Die Basis dessen, was kunstpädagogische Konzepte lange Zeit prägte und was alle kunstpädagogischen Methodenentscheidungen überhaupt erst legitimierte, wird durch diesen Ansatz radikal in Frage gestellt. »Erfahrung gelingt nicht durch Vermittlung«, sagte unmissverständlich der Kunstpädagoge Hermann K. Ehmer (Ehmer 1993, S. 32). Vermittlung gilt demnach nicht mehr als eine der Kunst angemessene Kategorie, weil der Inhalt möglicher Kunstvermittlung nicht reflexiv verfügbar ist.
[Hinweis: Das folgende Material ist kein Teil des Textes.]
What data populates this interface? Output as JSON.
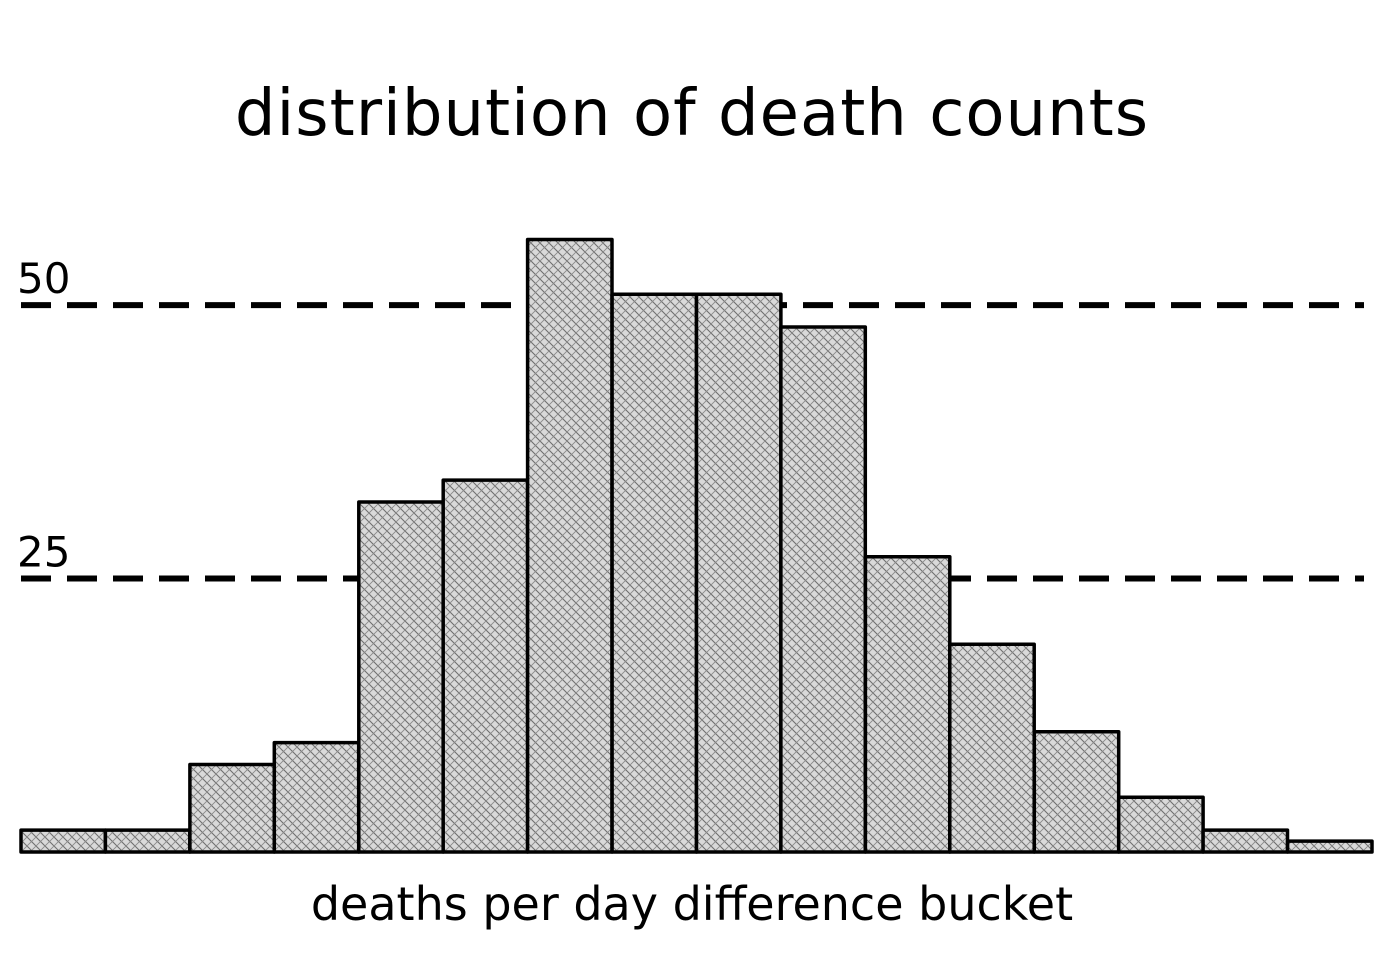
{
  "chart_data": {
    "type": "bar",
    "title": "distribution of death counts",
    "xlabel": "deaths per day difference bucket",
    "ylabel": "",
    "ylim": [
      0,
      56.5
    ],
    "yticks": [
      25,
      50
    ],
    "grid": "horizontal-dashed",
    "bar_style": "hatched",
    "colors": {
      "bar_fill": "#d6d6d6",
      "hatch": "#7a7a7a",
      "stroke": "#000000",
      "grid": "#000000"
    },
    "values": [
      2,
      2,
      8,
      10,
      32,
      34,
      56,
      51,
      51,
      48,
      27,
      19,
      11,
      5,
      2,
      1
    ]
  }
}
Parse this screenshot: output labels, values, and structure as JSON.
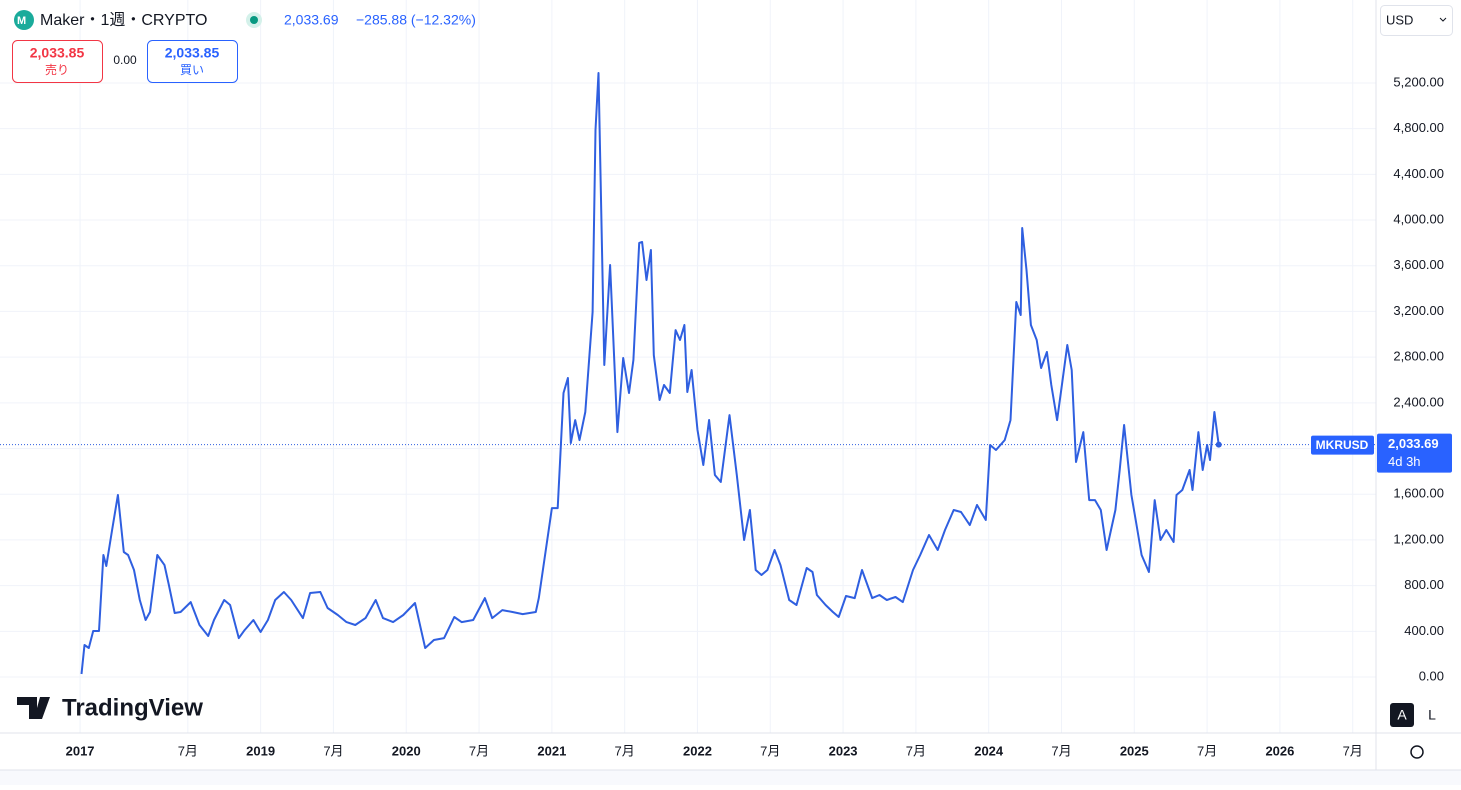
{
  "header": {
    "symbol": "Maker・1週・CRYPTO",
    "price": "2,033.69",
    "change": "−285.88 (−12.32%)",
    "sell_price": "2,033.85",
    "sell_label": "売り",
    "spread": "0.00",
    "buy_price": "2,033.85",
    "buy_label": "買い",
    "currency": "USD"
  },
  "price_tag": {
    "symbol": "MKRUSD",
    "price": "2,033.69",
    "countdown": "4d 3h"
  },
  "brand": "TradingView",
  "buttons": [
    "A",
    "L"
  ],
  "chart_data": {
    "type": "line",
    "color": "#2f5fe0",
    "grid": true,
    "xlim": [
      2017.21,
      2026.66
    ],
    "ylim": [
      -490,
      5926
    ],
    "xticks": [
      {
        "value": 2017.76,
        "label": "2017"
      },
      {
        "value": 2018.5,
        "label": "7月"
      },
      {
        "value": 2019,
        "label": "2019"
      },
      {
        "value": 2019.5,
        "label": "7月"
      },
      {
        "value": 2020,
        "label": "2020"
      },
      {
        "value": 2020.5,
        "label": "7月"
      },
      {
        "value": 2021,
        "label": "2021"
      },
      {
        "value": 2021.5,
        "label": "7月"
      },
      {
        "value": 2022,
        "label": "2022"
      },
      {
        "value": 2022.5,
        "label": "7月"
      },
      {
        "value": 2023,
        "label": "2023"
      },
      {
        "value": 2023.5,
        "label": "7月"
      },
      {
        "value": 2024,
        "label": "2024"
      },
      {
        "value": 2024.5,
        "label": "7月"
      },
      {
        "value": 2025,
        "label": "2025"
      },
      {
        "value": 2025.5,
        "label": "7月"
      },
      {
        "value": 2026,
        "label": "2026"
      },
      {
        "value": 2026.5,
        "label": "7月"
      }
    ],
    "yticks": [
      {
        "value": 0,
        "label": "0.00"
      },
      {
        "value": 400,
        "label": "400.00"
      },
      {
        "value": 800,
        "label": "800.00"
      },
      {
        "value": 1200,
        "label": "1,200.00"
      },
      {
        "value": 1600,
        "label": "1,600.00"
      },
      {
        "value": 2000,
        "label": "2,000.00"
      },
      {
        "value": 2400,
        "label": "2,400.00"
      },
      {
        "value": 2800,
        "label": "2,800.00"
      },
      {
        "value": 3200,
        "label": "3,200.00"
      },
      {
        "value": 3600,
        "label": "3,600.00"
      },
      {
        "value": 4000,
        "label": "4,000.00"
      },
      {
        "value": 4400,
        "label": "4,400.00"
      },
      {
        "value": 4800,
        "label": "4,800.00"
      },
      {
        "value": 5200,
        "label": "5,200.00"
      }
    ],
    "x": [
      2017.77,
      2017.79,
      2017.82,
      2017.85,
      2017.89,
      2017.92,
      2017.94,
      2017.98,
      2018.02,
      2018.06,
      2018.09,
      2018.13,
      2018.17,
      2018.21,
      2018.24,
      2018.29,
      2018.34,
      2018.37,
      2018.41,
      2018.45,
      2018.52,
      2018.58,
      2018.64,
      2018.68,
      2018.75,
      2018.79,
      2018.85,
      2018.89,
      2018.95,
      2019.0,
      2019.05,
      2019.1,
      2019.16,
      2019.21,
      2019.29,
      2019.34,
      2019.41,
      2019.46,
      2019.53,
      2019.59,
      2019.65,
      2019.72,
      2019.79,
      2019.84,
      2019.91,
      2019.98,
      2020.06,
      2020.13,
      2020.19,
      2020.26,
      2020.33,
      2020.38,
      2020.46,
      2020.54,
      2020.59,
      2020.66,
      2020.73,
      2020.8,
      2020.89,
      2020.91,
      2021.0,
      2021.04,
      2021.08,
      2021.11,
      2021.13,
      2021.16,
      2021.19,
      2021.23,
      2021.28,
      2021.3,
      2021.32,
      2021.36,
      2021.4,
      2021.45,
      2021.49,
      2021.53,
      2021.56,
      2021.6,
      2021.62,
      2021.65,
      2021.68,
      2021.7,
      2021.74,
      2021.77,
      2021.81,
      2021.85,
      2021.88,
      2021.91,
      2021.93,
      2021.96,
      2022.0,
      2022.04,
      2022.08,
      2022.12,
      2022.16,
      2022.22,
      2022.27,
      2022.32,
      2022.36,
      2022.4,
      2022.44,
      2022.48,
      2022.53,
      2022.57,
      2022.63,
      2022.68,
      2022.75,
      2022.79,
      2022.82,
      2022.88,
      2022.93,
      2022.97,
      2023.02,
      2023.08,
      2023.13,
      2023.2,
      2023.25,
      2023.3,
      2023.36,
      2023.41,
      2023.48,
      2023.53,
      2023.59,
      2023.65,
      2023.7,
      2023.76,
      2023.81,
      2023.87,
      2023.92,
      2023.98,
      2024.01,
      2024.05,
      2024.11,
      2024.15,
      2024.19,
      2024.22,
      2024.23,
      2024.26,
      2024.29,
      2024.33,
      2024.36,
      2024.4,
      2024.43,
      2024.47,
      2024.5,
      2024.54,
      2024.57,
      2024.6,
      2024.65,
      2024.69,
      2024.73,
      2024.77,
      2024.81,
      2024.87,
      2024.9,
      2024.93,
      2024.98,
      2025.01,
      2025.05,
      2025.1,
      2025.14,
      2025.18,
      2025.22,
      2025.27,
      2025.29,
      2025.33,
      2025.38,
      2025.4,
      2025.44,
      2025.47,
      2025.5,
      2025.52,
      2025.55,
      2025.58
    ],
    "series": [
      {
        "name": "MKRUSD",
        "color": "#2f5fe0",
        "values": [
          26,
          280,
          254,
          403,
          403,
          1068,
          972,
          1287,
          1593,
          1094,
          1068,
          937,
          674,
          499,
          569,
          1068,
          980,
          805,
          560,
          569,
          656,
          455,
          359,
          499,
          674,
          630,
          341,
          411,
          499,
          394,
          499,
          674,
          744,
          674,
          516,
          735,
          744,
          604,
          543,
          481,
          455,
          516,
          674,
          516,
          481,
          543,
          648,
          254,
          324,
          341,
          525,
          481,
          499,
          691,
          516,
          586,
          569,
          551,
          569,
          691,
          1479,
          1479,
          2486,
          2617,
          2048,
          2249,
          2074,
          2320,
          3195,
          4788,
          5287,
          2731,
          3606,
          2144,
          2792,
          2486,
          2775,
          3799,
          3808,
          3475,
          3738,
          2818,
          2425,
          2556,
          2486,
          3037,
          2950,
          3081,
          2495,
          2687,
          2162,
          1856,
          2250,
          1768,
          1707,
          2293,
          1768,
          1199,
          1462,
          937,
          893,
          937,
          1112,
          980,
          674,
          630,
          954,
          919,
          718,
          630,
          569,
          525,
          709,
          691,
          937,
          691,
          718,
          674,
          700,
          656,
          937,
          1068,
          1243,
          1112,
          1287,
          1462,
          1444,
          1330,
          1506,
          1374,
          2031,
          1987,
          2074,
          2249,
          3283,
          3169,
          3930,
          3563,
          3081,
          2950,
          2705,
          2845,
          2556,
          2249,
          2530,
          2906,
          2687,
          1882,
          2144,
          1549,
          1549,
          1462,
          1112,
          1462,
          1812,
          2206,
          1593,
          1374,
          1068,
          919,
          1549,
          1199,
          1287,
          1182,
          1593,
          1637,
          1812,
          1637,
          2144,
          1812,
          2031,
          1900,
          2320,
          2033.69
        ]
      }
    ]
  }
}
Kunstlehrende geraten unversehens unter einen Rechtfertigungsdruck. Das Paradoxon, mit dem sie selbst unter Anerkennung der oben konturierten Prämisse umgehen müssen, lautet: Trotz allem versuchen sie weiterhin die Gelenkfunktion zwischen der Kunst und den Schülerinnen und Schülern bzw. den Adressatinnen und Adressaten einzunehmen – sie vermitteln ›etwas‹. Das Gewahrwerden dieses ›blinden Flecks‹ der Kunstpädagogik wird im Fach theoretisch kultiviert und gewissermaßen zu einem ›Kunstgriff‹ stilisiert ( Kap. 2.15) (Pazzini 2005). Aus Sicht der Praxis lässt sich die Wahl der Vermittlungsmethoden wohl vorwiegend als eklektisch oder noch treffender als pragmatisch bezeichnen. Das heißt, man wählt jeweils die situativ adäquat erscheinende Methode aus, die angesichts der eigenen Berufserfahrung momentan einen größtmöglichen Erfolg für kreative und produktive Anschlüsse verspricht. Die Wahl der Vermittlungsmethoden ist somit keinesfalls beliebig, d. h., zumindest im Nachhinein ist es mittels Reflexion möglich, die Wahl professionell zu begründen – unabhängig davon, ob sich die Wahl im Nachhinein auch als angemessen erwies. Es lässt sich offensichtlich der ›Kunstgriff‹ anwenden, dass Vermitteln auch angesichts der Anerkennung der Unvermittelbarkeit dessen, was Kunst ihrem Wesen nach ist, keineswegs überflüssig wird. Denn im Zentrum steht deswegen nun die Frage: Wie lässt sich die Nicht-Vermittelbarkeit der Kunst überzeugend und gegenstandsgerecht, d. h. kunstgerecht, vermitteln? Dass diese Frage so verhandelt wird, zeigt beispielsweise Hermann K. Ehmer mit seiner offenbar paradoxen Formulierung, wir müssten lernen, dass es an der Kunst nichts zu lernen gebe (Ehmer 1994, S. 14).